His Way covers part of a recent world tour and comes full circle, with Anka back in New York City for Times Square New Year’s Eve celebrations at the close of 2023. Yet it’s not the end of the story. He tells American Songwriter another world tour is on the calendar for 2026, with dates scheduled from January through June. And in a long-anticipated move, Anka has approved the production of a Broadway musical telling his story. It’s somewhat ironic, since he’s still writing new chapters.
Asked about why he keeps going, keeps traveling, performing and working, he responds with the classic swagger of his youth.
“I’m always amused at that,” he says. “When you find a passion for something, and you’re in the one percent of the one percent of us lucky enough to be in this business on your own terms. … Who the hell would ever give it up? I’m still healthy. It keeps me young. I’m always writing. I work when I want to work. I’m going to Chile to play to 10,000 people in a stadium. I’m going to Mexico after that.”
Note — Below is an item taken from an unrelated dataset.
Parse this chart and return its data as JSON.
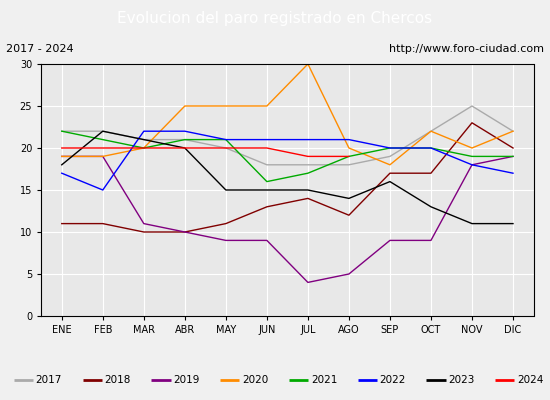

Plus, he’s still recording. Featuring 11 tracks—nine new songs and two enduring hits, redone for the moment—Anka’s new album, Inspirations of Life and Love, arrives next month. With his velvet-smooth vocal in fine form and the same easy air of sophisticated cool his work has always had, the set begins on a modern-feeling country rocker. “Just Can’t Wait” shows Anka’s adaptability remains intact, and then he shifts to rich orchestration, courtesy of the Hungarian Orchestra in Budapest.
There’s a new version of the Michael Jackson co-write (“Love Never Felt So Good”), and with the idealistic “Freedom for You and Me (Freedom for the World),” Anka speaks to the modern moment in culture and politics, reflecting on 70 years of change. The song was originally a hit for David Hasselhoff in the early ‘90s, so you can add the Baywatch star to his Rolodex of chart toppers.
“It’s the same issues that are going on today. It’s nothing different. Politicians messing everything up. Greed,” he says of the re-made anthem. “The new stuff on there of mine is all dealing with the strongest emotion in life that we all have. And that’s love.”
Anka’s album ends on yet another adaptation—a new version of the Sinatra hit “That’s Life.” And what a life he has seen.
“I don’t know when the exit is for me,” he says. “I live and I don’t stand still, because they throw dirt on you if you do. I wouldn’t know what to do with myself. I saw Sinatra retire two times, and here was my idol, sitting at home playing with trains, just hanging and getting bored. When you’ve got the kind of gift we’ve all been given, that we’re lucky to get, it never dies. Art has no time limit to it. You’re living that moment of creativity all the time. You don’t turn it off.
“I’ve seen guys do that. They stand still and they die. I don’t want that. I want to stay active while I can. There’s no way I’m stopping.”